My second lesson was my first lesson with my new Year 8 class. It was a really good lesson on sequences and overall it went well. Hint: learn the students’ names ASAP, it helps… a lot. I gave out 3 formal warnings and took a student’s phone of him for the day, so that was an eventful lesson. My second lesson was with my Year 9 class, who I had started teaching the week before. It was a pretty quiet lesson, apart from being sworn at. The thing I found the hardest about this was trying to not laugh; it is harder than it seems!
My fourth lesson was a group teaching lesson with Year 11 who have their mock exams this week so I was just running around the classroom, answering random questions on random topics that the students were struggling with. It would go from answering a Trig question to answering a question on addition. My fifth and final lesson of the day was teaching Year 7 algebra. Oh boy, Year 7s do not like algebra. It is actually really fun to teach, even though they do not like it, it is just hard trying to make it fun for them. Year 7s have so much energy and last lesson on a Monday, straight after lunch, they do take it out of you but they also provide with a lot of laughs.

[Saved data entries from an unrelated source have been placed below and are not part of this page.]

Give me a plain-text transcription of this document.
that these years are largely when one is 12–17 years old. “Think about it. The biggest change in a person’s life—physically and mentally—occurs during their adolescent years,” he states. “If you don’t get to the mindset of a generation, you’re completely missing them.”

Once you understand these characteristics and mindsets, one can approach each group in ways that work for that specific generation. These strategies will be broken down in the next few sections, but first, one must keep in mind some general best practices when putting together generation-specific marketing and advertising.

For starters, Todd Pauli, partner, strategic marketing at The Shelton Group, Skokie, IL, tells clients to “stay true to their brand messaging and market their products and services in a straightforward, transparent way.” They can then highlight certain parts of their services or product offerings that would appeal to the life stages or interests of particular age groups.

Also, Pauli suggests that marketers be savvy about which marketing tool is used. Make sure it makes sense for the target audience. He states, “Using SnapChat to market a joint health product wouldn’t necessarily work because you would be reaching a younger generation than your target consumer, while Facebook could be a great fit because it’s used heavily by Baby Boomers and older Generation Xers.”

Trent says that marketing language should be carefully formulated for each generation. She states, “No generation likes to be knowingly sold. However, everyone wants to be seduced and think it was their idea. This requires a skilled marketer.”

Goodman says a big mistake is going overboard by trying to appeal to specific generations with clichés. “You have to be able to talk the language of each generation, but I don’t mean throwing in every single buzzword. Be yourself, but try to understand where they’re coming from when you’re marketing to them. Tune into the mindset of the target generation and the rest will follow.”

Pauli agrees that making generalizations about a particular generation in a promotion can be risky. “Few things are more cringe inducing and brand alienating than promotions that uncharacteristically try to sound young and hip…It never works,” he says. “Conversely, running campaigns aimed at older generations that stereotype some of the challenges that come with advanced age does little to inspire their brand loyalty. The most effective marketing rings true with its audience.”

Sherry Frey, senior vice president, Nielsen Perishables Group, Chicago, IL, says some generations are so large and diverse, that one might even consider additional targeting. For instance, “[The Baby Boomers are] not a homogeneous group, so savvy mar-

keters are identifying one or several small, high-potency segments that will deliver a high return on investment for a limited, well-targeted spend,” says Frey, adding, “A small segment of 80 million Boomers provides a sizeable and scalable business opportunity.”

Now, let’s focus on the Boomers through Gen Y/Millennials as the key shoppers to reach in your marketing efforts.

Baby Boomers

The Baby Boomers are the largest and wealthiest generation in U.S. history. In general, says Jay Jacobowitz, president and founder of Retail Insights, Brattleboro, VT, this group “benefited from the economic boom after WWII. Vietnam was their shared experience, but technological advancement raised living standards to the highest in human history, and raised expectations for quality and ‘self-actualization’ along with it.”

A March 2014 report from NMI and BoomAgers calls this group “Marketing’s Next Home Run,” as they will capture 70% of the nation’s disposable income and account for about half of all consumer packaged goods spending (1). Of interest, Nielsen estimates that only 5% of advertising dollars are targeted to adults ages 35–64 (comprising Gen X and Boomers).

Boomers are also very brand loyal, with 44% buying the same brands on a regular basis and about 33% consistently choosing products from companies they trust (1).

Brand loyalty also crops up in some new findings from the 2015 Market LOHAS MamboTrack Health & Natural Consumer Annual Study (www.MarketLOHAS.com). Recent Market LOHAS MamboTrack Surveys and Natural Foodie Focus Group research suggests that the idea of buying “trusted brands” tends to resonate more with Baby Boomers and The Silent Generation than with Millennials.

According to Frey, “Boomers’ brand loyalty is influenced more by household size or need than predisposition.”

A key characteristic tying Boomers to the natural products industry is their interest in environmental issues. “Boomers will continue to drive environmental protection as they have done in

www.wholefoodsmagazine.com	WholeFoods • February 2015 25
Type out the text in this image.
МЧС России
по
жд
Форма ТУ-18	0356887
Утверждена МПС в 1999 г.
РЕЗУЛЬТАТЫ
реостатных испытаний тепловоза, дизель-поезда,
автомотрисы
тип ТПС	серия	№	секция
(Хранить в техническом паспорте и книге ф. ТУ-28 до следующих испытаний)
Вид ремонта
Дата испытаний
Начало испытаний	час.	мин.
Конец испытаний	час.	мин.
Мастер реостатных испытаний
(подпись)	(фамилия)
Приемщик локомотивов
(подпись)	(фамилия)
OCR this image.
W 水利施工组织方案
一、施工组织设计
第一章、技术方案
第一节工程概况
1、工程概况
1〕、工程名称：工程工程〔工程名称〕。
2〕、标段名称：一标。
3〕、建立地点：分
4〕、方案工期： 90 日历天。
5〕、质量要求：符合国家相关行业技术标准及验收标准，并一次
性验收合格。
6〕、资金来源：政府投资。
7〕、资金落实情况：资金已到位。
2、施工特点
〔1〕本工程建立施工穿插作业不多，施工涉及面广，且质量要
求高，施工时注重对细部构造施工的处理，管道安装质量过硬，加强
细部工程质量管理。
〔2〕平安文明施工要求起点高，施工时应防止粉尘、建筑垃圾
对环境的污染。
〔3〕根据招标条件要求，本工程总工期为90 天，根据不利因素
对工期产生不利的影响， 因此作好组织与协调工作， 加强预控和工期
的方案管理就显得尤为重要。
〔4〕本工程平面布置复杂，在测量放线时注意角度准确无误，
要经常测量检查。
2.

After school, I had a meeting with my ITT Mentor about the progress I have made during the last week which is basically just forms, forms and more forms. There is a lot of forms involved with training so you best get used to it. I really like these meetings because it is a time to think about the last week, box it off and tick it. After my meeting, I then needed to plan my lessons for tomorrow (luckily, I only have one) and then it was back to the photocopying room. Today was an eventful day, they are not always this busy, but would I change it? No. I love what I am doing.